Les joues creuses et le regard vide, Harvey Weinstein est assis dans la salle d’audience du tribunal de Los Angeles. Depuis une semaine se déroule le deuxième procès de l’ancien producteur de cinéma. Il est accusé d’avoir harcelé sexuellement et violé des femmes pendant des décennies.
Cinq ans se sont écoulés depuis l'émergence du mouvement social MeToo, déclenché en octobre 2017 par le scandale Weinstein: des femmes du monde entier ont partagé publiquement leurs expériences d’abus. En Suisse aussi. Blick saisit l’occasion pour se demander ce que le mouvement a accompli. Qu’est-ce qui a changé pour les victimes?
La honte passe dans l’autre camp
Melanie Nussbaumer a obtenu un doctorat en sociologie à l’université de Bâle. Elle travaille comme conseillère et personne de confiance externe pour les personnes victimes de harcèlement sexuel au travail. «Je m’occupe depuis 20 ans de thèmes liés à l’égalité et au harcèlement sexuel. Et jamais un mouvement féministe n’avait eu autant d’impact dans le monde que MeToo», souligne-t-elle.
Parce que d’innombrables femmes rendent leur histoire publique, les personnes concernées savent qu’elles ne sont pas seules. Ce qui les aide à franchir une étape importante: se considérer comme des victimes et trouver les mots pour décrire ce qui s’est passé. «Grâce à MeToo, elles ont moins honte de parler de ce qu’elles ont vécu et de chercher de l’aide», explique l’experte, qui siège au Grand Conseil du canton de Bâle-Ville pour le PS.

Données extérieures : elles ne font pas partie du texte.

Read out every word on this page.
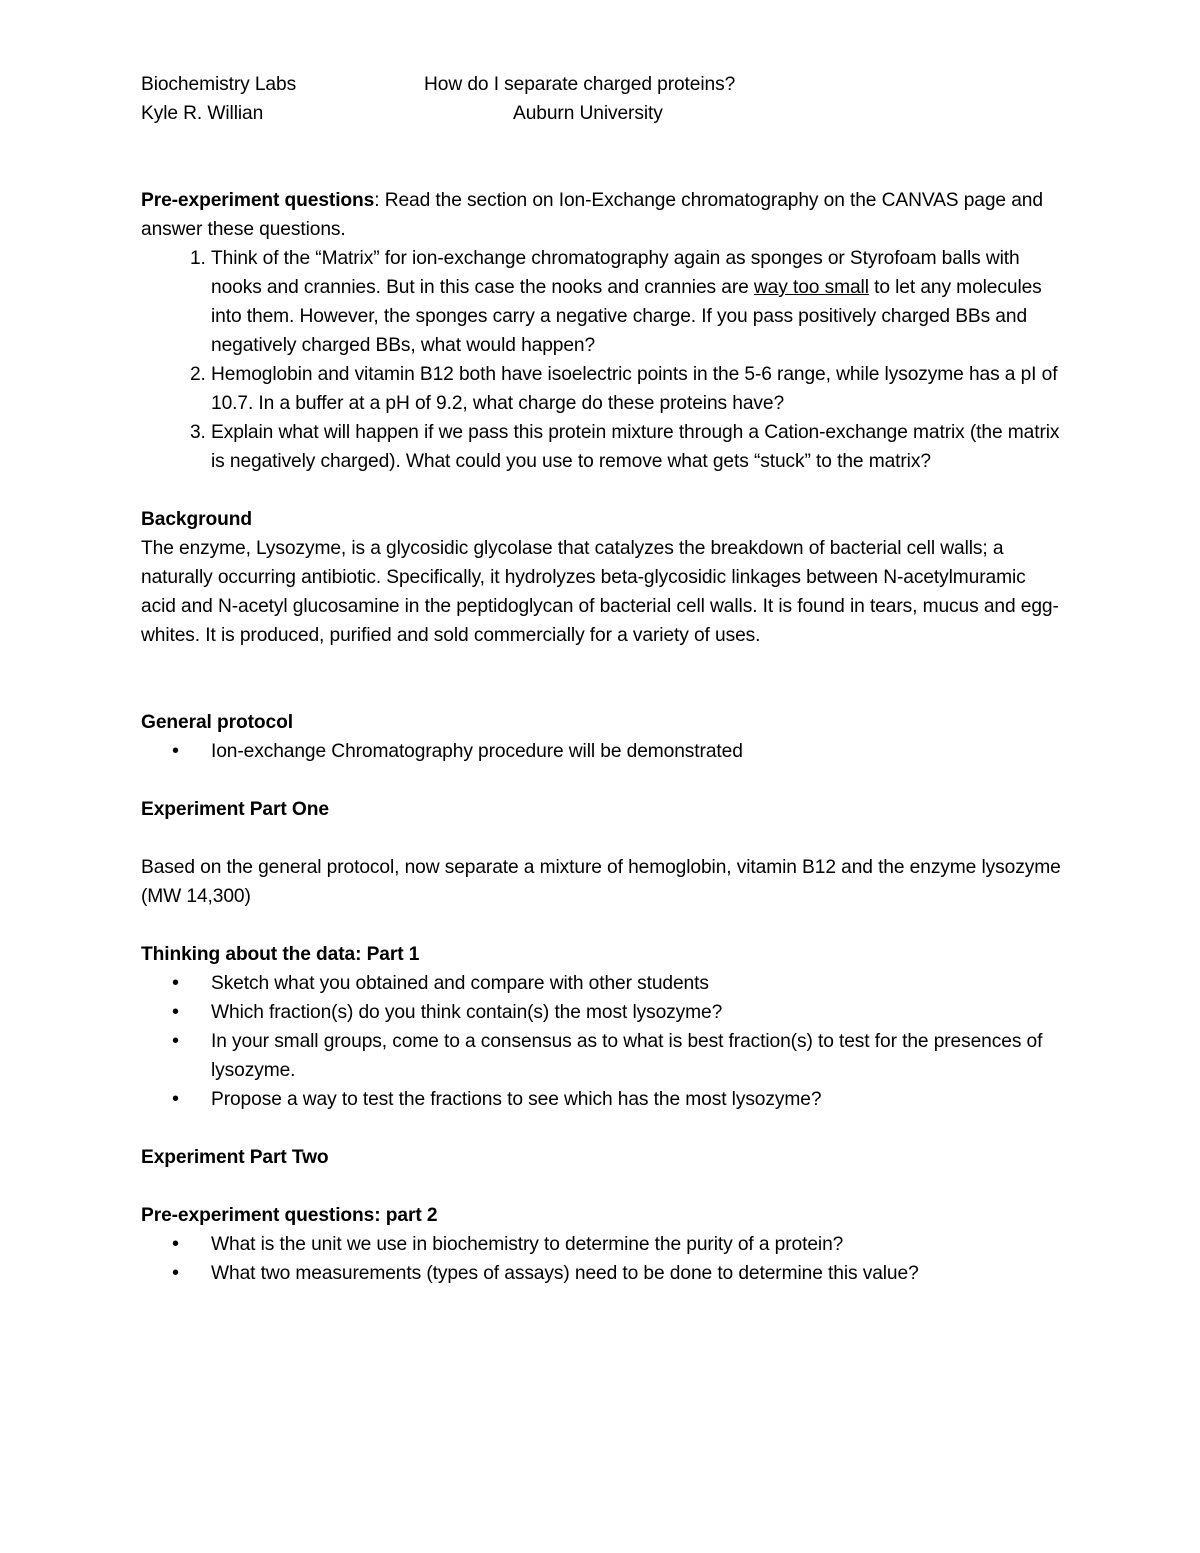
Biochemistry Labs	How do I separate charged proteins?
Kyle R. Willian	Auburn University

Pre-experiment questions: Read the section on Ion-Exchange chromatography on the CANVAS page and answer these questions.

1. Think of the “Matrix” for ion-exchange chromatography again as sponges or Styrofoam balls with nooks and crannies. But in this case the nooks and crannies are way too small to let any molecules into them. However, the sponges carry a negative charge. If you pass positively charged BBs and negatively charged BBs, what would happen?
2. Hemoglobin and vitamin B12 both have isoelectric points in the 5-6 range, while lysozyme has a pI of 10.7. In a buffer at a pH of 9.2, what charge do these proteins have?
3. Explain what will happen if we pass this protein mixture through a Cation-exchange matrix (the matrix is negatively charged). What could you use to remove what gets “stuck” to the matrix?

Background

The enzyme, Lysozyme, is a glycosidic glycolase that catalyzes the breakdown of bacterial cell walls; a naturally occurring antibiotic. Specifically, it hydrolyzes beta-glycosidic linkages between N-acetylmuramic acid and N-acetyl glucosamine in the peptidoglycan of bacterial cell walls. It is found in tears, mucus and egg-whites. It is produced, purified and sold commercially for a variety of uses.

General protocol

• Ion-exchange Chromatography procedure will be demonstrated

Experiment Part One

Based on the general protocol, now separate a mixture of hemoglobin, vitamin B12 and the enzyme lysozyme (MW 14,300)

Thinking about the data: Part 1

• Sketch what you obtained and compare with other students
• Which fraction(s) do you think contain(s) the most lysozyme?
• In your small groups, come to a consensus as to what is best fraction(s) to test for the presences of lysozyme.
• Propose a way to test the fractions to see which has the most lysozyme?

Experiment Part Two

Pre-experiment questions: part 2

• What is the unit we use in biochemistry to determine the purity of a protein?
• What two measurements (types of assays) need to be done to determine this value?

Autrefois, il était très courant que les victimes de crimes sexuels soient accusées de complicité. La première question qu’on leur posait? «Pourquoi n’as-tu pas dit non ou ne t’es-tu pas défendu(e)?» Aujourd’hui, on le sait: certaines victimes restent figées et ne peuvent pas réagir lors d’une agression sexuelle. «La société parle du harcèlement sexuel et les gens s’interrogent sur la manière dont il peut se produire et sur les différents comportements qui y sont associés. Ce n’est plus un tabou.»
Le côté «sombre» de MeToo
Urs Saxer, avocat et professeur de droit public et administratif, estime lui aussi que MeToo a eu un impact important et a contribué à une prise de conscience. Pour lui, il y a toutefois un côté obscur. «Il y a un risque que les hommes soient injustement jugés par le public, estime-t-il auprès de Blick. Lorsque les médias rapportent une accusation d’abus sexuel, un jugement moral est porté.» Cela peut affecter négativement aussi bien la victime présumée que l’auteur présumé.
Car les accusations demeurent et peuvent être facilement retrouvées sur Internet, à tout moment. Les conséquences sont radicales: «Les amis se détournent, on perd son soutien social et peut-être aussi son emploi.» Il y aurait un risque qu’il n’y ait finalement que des perdants, indique le professeur.
Bien plus de gagnants… ou gagnantes
Depuis MeToo, de plus en plus de voix se sont élevées parmi les hommes qui craignent que les femmes puissent utiliser une accusation de viol comme arme contre eux. Mais dans quelle mesure peut-on évaluer si les accusations d’abus inventées sont répandues? Certaines études européennes estiment que 4 et 8% des allégations sont fausses. Nora Scheidegger, chercheuse dans le domaine du droit pénal sexuel, a déclaré au journal alémanique «St. Galler Tagblatt»: «Il n’existe pas de données fiables sur la part réelle des fausses accusations de violence sexuelle, mais seulement des estimations plus ou moins fiables.»
Melanie Nussbaumer, la conseillère pour les personnes victimes de harcèlement sexuel au travail, affirme cependant que les accusations inventées ne se produisent «que très rarement», «parce qu’une femme ne profite pas d’accuser un homme d’agression sexuelle».
Le nombre de gagnants et gagnantes du mouvement MeToo ces cinq dernières années serait donc bien plus élevé que celui des perdants ou perdantes, qui serait bien plus marginal.